I recognised the columns and the vents on the wall. It was just there where Ali had lain on a bench straight after his triumph, truly to feel Foreman's heavy blows for the first time.

Thirty-six years later and the room is again occupied.

'Gloomy bunker'
From behind a yellow curtain and as though in disgrace, emerged a young man.

A slender girl came out to follow him. She was carrying a child, which she placed down on the floor to crawl in the dirt.

Muhammad Ali's Rumble in the Jungle throne room is home for Makula Kaunda, his wife Sandrine and their one-year-old daughter Jessica.

Their tenancy of this now squalid, gloomy bunker is legitimate. Government-approved, in fact.

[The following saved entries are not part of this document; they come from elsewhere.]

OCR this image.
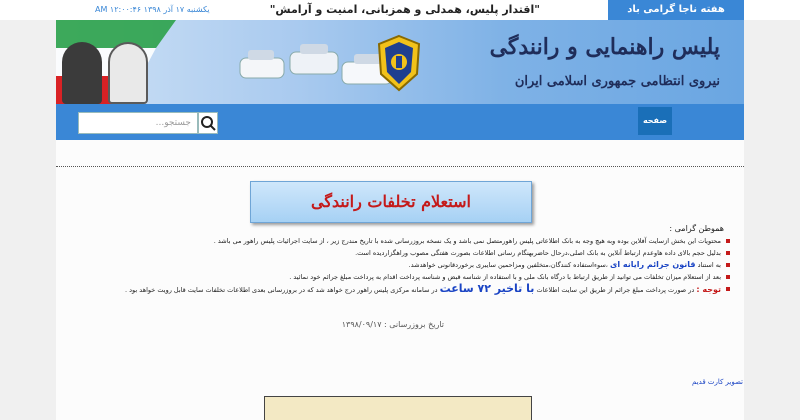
هفته ناجا گرامی باد
"اقتدار پلیس، همدلی و همزبانی، امنیت و آرامش"
یکشنبه ۱۷ آذر ۱۳۹۸ ۱۲:۰۰:۴۶ AM
پلیس راهنمایی و رانندگی
نیروی انتظامی جمهوری اسلامی ایران
جستجو...	صفحه
استعلام تخلفات رانندگی
هموطن گرامی :
محتویات این بخش ازسایت آفلاین بوده وبه هیچ وجه به بانک اطلاعاتی پلیس راهورمتصل نمی باشد و یک نسخه بروزرسانی شده با تاریخ مندرج زیر ، از سایت اجرائیات پلیس راهور می باشد .
بدلیل حجم بالای داده هاوعدم ارتباط آنلاین به بانک اصلی،درحال حاضربهنگام رسانی اطلاعات بصورت هفتگی مصوب وراهگزاردیده است.
به استناد قانون جرائم رایانه ای ،سوءاستفاده کنندگان،متخلفین ومزاحمین سایبری برخوردقانونی خواهدشد.
بعد از استعلام میزان تخلفات می توانید از طریق ارتباط با درگاه بانک ملی و با استفاده از شناسه قبض و شناسه پرداخت اقدام به پرداخت مبلغ جرائم خود نمائید .
توجه : در صورت پرداخت مبلغ جرائم از طریق این سایت اطلاعات با تاخیر ۷۲ ساعت در سامانه مرکزی پلیس راهور درج خواهد شد که در بروزرسانی بعدی اطلاعات تخلفات سایت قابل رویت خواهد بود .
تاریخ بروزرسانی : ۱۳۹۸/۰۹/۱۷
تصویر کارت قدیم
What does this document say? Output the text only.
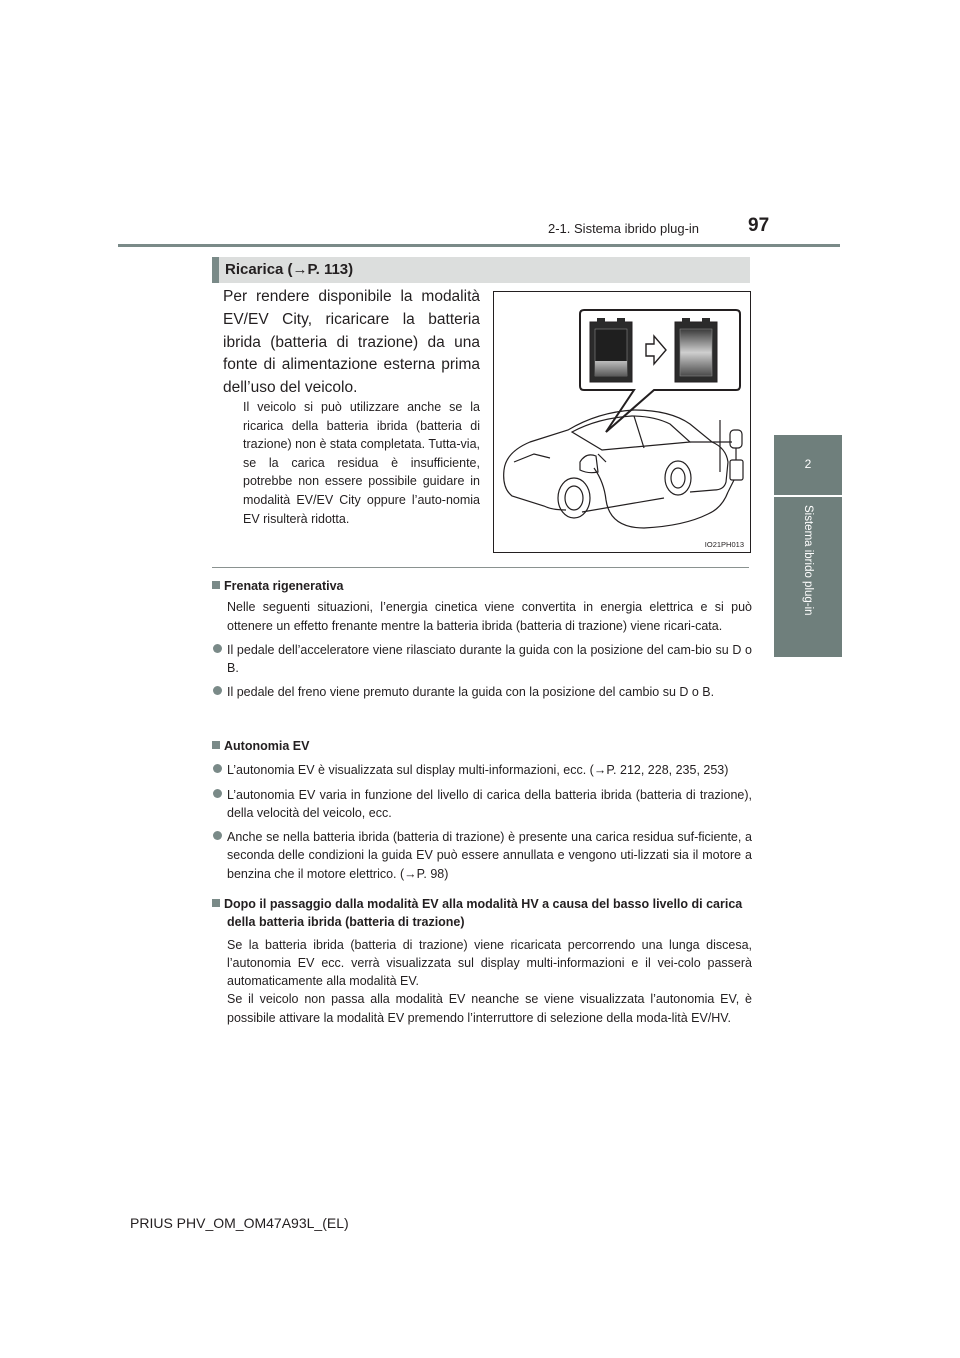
2-1. Sistema ibrido plug-in	97
2
Sistema ibrido plug-in
Ricarica (→P. 113)
Per rendere disponibile la modalità EV/EV City, ricaricare la batteria ibrida (batteria di trazione) da una fonte di alimentazione esterna prima dell’uso del veicolo.
Il veicolo si può utilizzare anche se la ricarica della batteria ibrida (batteria di trazione) non è stata completata. Tutta-via, se la carica residua è insufficiente, potrebbe non essere possibile guidare in modalità EV/EV City oppure l’auto-nomia EV risulterà ridotta.
IO21PH013
Frenata rigenerativa
Nelle seguenti situazioni, l’energia cinetica viene convertita in energia elettrica e si può ottenere un effetto frenante mentre la batteria ibrida (batteria di trazione) viene ricari-cata.
Il pedale dell’acceleratore viene rilasciato durante la guida con la posizione del cam-bio su D o B.
Il pedale del freno viene premuto durante la guida con la posizione del cambio su D o B.
Autonomia EV
L’autonomia EV è visualizzata sul display multi-informazioni, ecc. (→P. 212, 228, 235, 253)
L’autonomia EV varia in funzione del livello di carica della batteria ibrida (batteria di trazione), della velocità del veicolo, ecc.
Anche se nella batteria ibrida (batteria di trazione) è presente una carica residua suf-ficiente, a seconda delle condizioni la guida EV può essere annullata e vengono uti-lizzati sia il motore a benzina che il motore elettrico. (→P. 98)
Dopo il passaggio dalla modalità EV alla modalità HV a causa del basso livello di carica della batteria ibrida (batteria di trazione)
Se la batteria ibrida (batteria di trazione) viene ricaricata percorrendo una lunga discesa, l’autonomia EV ecc. verrà visualizzata sul display multi-informazioni e il vei-colo passerà automaticamente alla modalità EV.
Se il veicolo non passa alla modalità EV neanche se viene visualizzata l’autonomia EV, è possibile attivare la modalità EV premendo l’interruttore di selezione della moda-lità EV/HV.
PRIUS PHV_OM_OM47A93L_(EL)
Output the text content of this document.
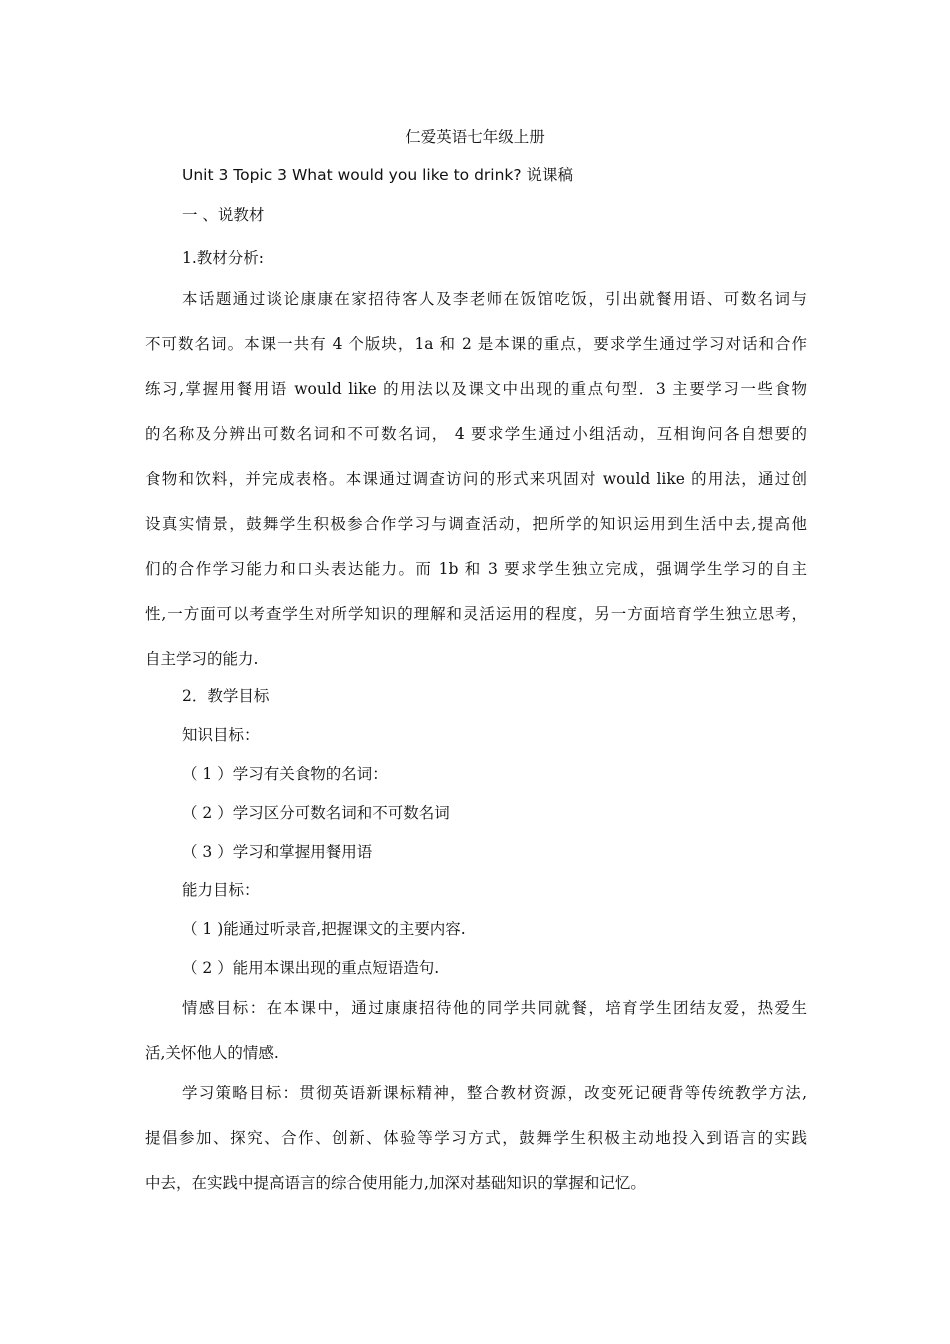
仁爱英语七年级上册
Unit 3 Topic 3 What would you like to drink? 说课稿
一 、说教材
1.教材分析:
本话题通过谈论康康在家招待客人及李老师在饭馆吃饭，引出就餐用语、可数名词与
不可数名词。本课一共有 4 个版块，1a 和 2 是本课的重点，要求学生通过学习对话和合作
练习,掌握用餐用语 would like 的用法以及课文中出现的重点句型．3 主要学习一些食物
的名称及分辨出可数名词和不可数名词， 4 要求学生通过小组活动，互相询问各自想要的
食物和饮料，并完成表格。本课通过调查访问的形式来巩固对 would like 的用法，通过创
设真实情景，鼓舞学生积极参合作学习与调查活动，把所学的知识运用到生活中去,提高他
们的合作学习能力和口头表达能力。而 1b 和 3 要求学生独立完成，强调学生学习的自主
性,一方面可以考查学生对所学知识的理解和灵活运用的程度，另一方面培育学生独立思考，
自主学习的能力.
2．教学目标
知识目标：
（ 1 ）学习有关食物的名词：
（ 2 ）学习区分可数名词和不可数名词
（ 3 ）学习和掌握用餐用语
能力目标：
（ 1 )能通过听录音,把握课文的主要内容.
（ 2 ）能用本课出现的重点短语造句.
情感目标：在本课中，通过康康招待他的同学共同就餐，培育学生团结友爱，热爱生
活,关怀他人的情感.
学习策略目标：贯彻英语新课标精神，整合教材资源，改变死记硬背等传统教学方法,
提倡参加、探究、合作、创新、体验等学习方式，鼓舞学生积极主动地投入到语言的实践
中去，在实践中提高语言的综合使用能力,加深对基础知识的掌握和记忆。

“We can't afford a house. I earn only US$19 (£12) a month,” Makula explained. “I am a civil servant, working for the ministry of sport. The ministry lets us stay here.”

The couple allowed me to look behind their curtain.

Under a line of washing, was a single plastic chair, a washing-up bowl and a paraffin stove. And that was it.

There is no mains water. Their toilet is the stadium, Makula explained.

Quick exit
I wanted to see what had become of George Foreman's billet but two men, of no identifiable position or authority, blocked my path.

What did we want? I told them and showed them our government press accreditation.


For Ali, the Rumble in the Jungle was one of his greatest fights

“Impossible to go there,” one said.
“You need the permission of le chef,” said the other.

Chef? Boss? Surely, no-one was employed to administer a derelict, defunct stadium?

“I will go and get him,” said the first chap, and he beetled off into the dark.

My local translator was getting very jumpy.
“Come on. Come on. We must go. The boss is going to want a lot of money from us. And if we don't pay, we'll be arrested.”

So we hastened for the smelly stairs.
In doing so, halfway between the dressing rooms, we passed some rusting steel gates, across a tunnel.

At the far end, was daylight and a glimpse of the stadium pitch. This, then, must have been the route that Ali walked that night towards true greatness.

I lingered just for a second and imagined the electricity of that moment.

Then tearing myself away – and with something less than greatness – I scurried out to the anonymity of the street.